По ощущениям чем-то похоже на перемотку старой кинопленки: от настоящего к прошлому, пощелкивая, сменяется кадр за кадром. Имя появилось на моем листке около часа назад: тогда исчезновение Эммы Клэринг было официально зарегистрировано. Так что мне не нужно отматывать слишком далеко. Проверив воспоминания двухчасовой давности и не обнаружив следов девочки, я отстраняюсь от стены и раскрываю глаза. Прошлое Коридоров отступает, его сменяет более четкое и яркое настоящее. Я иду вперед, к следующему ответвлению в галерее, и пытаюсь снова: закрываю глаза, тянусь, хватаюсь за нить, отматываю время взад и вперед, разыскиваю следы…

История мелькает в проеме, ее маленькая фигурка огибает галерею и, повернув налево, скрывается за углом. Я моргаю, убираю руку, и очертания Коридоров вокруг меня становятся все резче, в то время как я шагаю дальше и упираюсь… в тупик. Если быть более точной, в пограничную веху: участок стены, отмеченный светящейся скважиной. Хранители могут перемещаться только по собственным территориям, и пятно света служит им своеобразным знаком «стоп». Это не дает Историям уходить слишком далеко. И теперь я вижу, что прямо перед выходом сидит девочка.

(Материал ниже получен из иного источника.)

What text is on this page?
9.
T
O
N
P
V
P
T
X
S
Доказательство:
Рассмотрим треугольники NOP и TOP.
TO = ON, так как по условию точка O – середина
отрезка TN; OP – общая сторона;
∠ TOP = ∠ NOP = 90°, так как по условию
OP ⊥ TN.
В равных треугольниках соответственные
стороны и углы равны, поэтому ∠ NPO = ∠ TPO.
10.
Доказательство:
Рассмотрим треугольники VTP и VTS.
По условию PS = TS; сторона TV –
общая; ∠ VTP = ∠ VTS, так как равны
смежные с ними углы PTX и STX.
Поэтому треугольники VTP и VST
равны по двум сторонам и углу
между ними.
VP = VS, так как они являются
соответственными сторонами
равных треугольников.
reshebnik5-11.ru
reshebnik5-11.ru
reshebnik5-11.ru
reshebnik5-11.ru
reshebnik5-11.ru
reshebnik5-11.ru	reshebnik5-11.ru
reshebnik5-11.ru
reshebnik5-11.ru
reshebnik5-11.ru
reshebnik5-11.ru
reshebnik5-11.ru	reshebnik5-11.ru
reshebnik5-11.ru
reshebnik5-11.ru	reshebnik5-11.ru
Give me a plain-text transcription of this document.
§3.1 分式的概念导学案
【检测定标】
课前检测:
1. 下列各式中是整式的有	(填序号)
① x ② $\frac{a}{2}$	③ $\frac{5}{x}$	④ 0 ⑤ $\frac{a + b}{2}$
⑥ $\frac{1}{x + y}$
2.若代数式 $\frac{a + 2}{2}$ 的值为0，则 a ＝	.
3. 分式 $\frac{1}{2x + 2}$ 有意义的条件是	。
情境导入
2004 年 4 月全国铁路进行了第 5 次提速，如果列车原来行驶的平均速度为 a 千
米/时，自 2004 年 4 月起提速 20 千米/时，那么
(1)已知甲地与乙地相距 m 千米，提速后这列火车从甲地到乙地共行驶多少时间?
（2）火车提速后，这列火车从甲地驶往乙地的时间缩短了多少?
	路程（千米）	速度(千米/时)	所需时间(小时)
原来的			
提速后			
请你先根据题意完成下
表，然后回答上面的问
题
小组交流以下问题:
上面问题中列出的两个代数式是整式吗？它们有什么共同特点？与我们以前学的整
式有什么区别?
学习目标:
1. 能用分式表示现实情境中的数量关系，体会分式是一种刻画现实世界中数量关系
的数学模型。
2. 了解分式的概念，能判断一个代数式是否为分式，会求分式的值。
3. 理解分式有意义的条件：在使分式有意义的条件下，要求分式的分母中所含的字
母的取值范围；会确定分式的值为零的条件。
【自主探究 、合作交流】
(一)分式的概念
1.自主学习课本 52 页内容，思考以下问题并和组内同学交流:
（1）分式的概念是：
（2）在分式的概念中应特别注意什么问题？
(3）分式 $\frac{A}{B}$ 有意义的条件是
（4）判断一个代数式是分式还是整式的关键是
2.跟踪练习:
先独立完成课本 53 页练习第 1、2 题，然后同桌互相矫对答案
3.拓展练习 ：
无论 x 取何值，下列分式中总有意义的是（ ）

Эмма Клэринг сиротливо примостилась на полу, крепко обхватив колени руками. Она босая и одета в футболку и шорты, зазелененные травой. Девочка такая маленькая, что стены Коридора нависают над ней, словно своды зловещего подземелья.

– Проснись, проснись, проснись…

Повторяя это снова и снова, она раскачивается взад-вперед, ударяясь спиной о стену с тем самым звуком, что я приняла за шаги. Эмма накрепко зажмуривает глаза, затем открывает их. И я вижу, что они полны ужаса: ведь Коридоры никуда не исчезли.

Совершенно очевидно, что она срывается.

– Проснись, – снова молит девочка.

– Эмма! – зову я, и она вздрагивает как ужаленная.

Испуганный взгляд из полумрака мечется по моему лицу. Ее зрачки расширяются, и чернота поглощает цвет ее глаз. Она хнычет, но не стремится узнать меня. Это хороший признак: когда Истории срываются серьезно, на твоем месте они начинают видеть других людей. Они видят в тебе того, кого хотят видеть: кого любят, ненавидят, помнят или в ком нуждаются, и от этого ситуация окончательно запутывается. Они скорее сходят с ума.

Я осторожно делаю шаг в ее сторону. Она утыкается лицом в руки и продолжает шептать.